The legislation is expected to receive the support of all the coalition's factions, as its passage into law was promised to Hayabit Hayehudi as part of its coalition agreement with Netanyahu.
The opposition is exerting pressure on Netanyahu and coalition members in an attempt to prevent the vote. Concern regarding the legislation was also expressed in Europe in recent weeks. At the beginning of the month, four senior lawmakers from Germany warned Netanyahu that advancement of the legislation would make it harder for Israel's allies in Germany to aid it in the face of boycotts or attempts to delegitimize it.
However, according to a source close to the prime minister, at present Netanyahu isn’t planning to prevent the vote.
MK Michael Oren, from the coalition's Kulanu party, said that he would not support the bill in its current form when it is brought to a Knesset vote.
"As someone who has worked his entire life to advance the State of Israel's foreign affairs, my conscience does not allow me to vote for the non-profits bill as it is drafted today," said Oren, a former ambassador to the U.S.
"The non-profits bill that is reaching a vote at the Ministerial Committee for Legislation today is a bill that could harm Israel's foreign relations and image," he added.

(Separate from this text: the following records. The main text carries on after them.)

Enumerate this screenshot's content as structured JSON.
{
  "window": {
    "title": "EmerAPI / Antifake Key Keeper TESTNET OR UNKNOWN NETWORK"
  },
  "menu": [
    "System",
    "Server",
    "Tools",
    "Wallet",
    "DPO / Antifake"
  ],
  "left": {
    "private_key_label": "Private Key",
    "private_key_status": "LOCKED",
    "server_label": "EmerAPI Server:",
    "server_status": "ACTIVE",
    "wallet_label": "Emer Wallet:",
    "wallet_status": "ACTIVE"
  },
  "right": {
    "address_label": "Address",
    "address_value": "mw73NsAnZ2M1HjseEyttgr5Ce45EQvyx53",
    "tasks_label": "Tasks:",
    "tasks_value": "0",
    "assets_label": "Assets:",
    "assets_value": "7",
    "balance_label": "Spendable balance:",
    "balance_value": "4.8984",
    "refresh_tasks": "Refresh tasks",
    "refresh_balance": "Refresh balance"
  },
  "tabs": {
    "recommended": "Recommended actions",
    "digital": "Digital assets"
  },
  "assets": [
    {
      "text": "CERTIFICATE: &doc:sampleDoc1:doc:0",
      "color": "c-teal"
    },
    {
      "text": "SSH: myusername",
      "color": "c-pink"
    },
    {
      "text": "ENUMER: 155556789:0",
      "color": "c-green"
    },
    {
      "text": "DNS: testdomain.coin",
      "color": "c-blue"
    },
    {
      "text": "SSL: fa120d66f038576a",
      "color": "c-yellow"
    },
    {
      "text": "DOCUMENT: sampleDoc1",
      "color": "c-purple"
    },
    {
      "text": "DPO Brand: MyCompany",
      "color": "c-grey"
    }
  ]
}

"I have no doubt that left-wing non-profits such as Breaking the Silence are working to undermine the legitimacy of the State of Israel, and it is our duty as lawmakers to reveal their funding sources to the public. But such one-sided exposure, which ignores the funding sources of extreme-right non-profits, might play exactly into the hands of those elements that are trying to boycott us," Oren said.
In addition to requiring that non-profits that receive more than half their funding from foreign governments note it publicly, the bill demands that the organizations provide details regarding the countries funding their activity in any communication with elected officials. Violators of the provisions would be subject to a 29,000 shekel ($7,500) fine. Representatives of the groups would also be required to wear a special tag at Knesset sessions.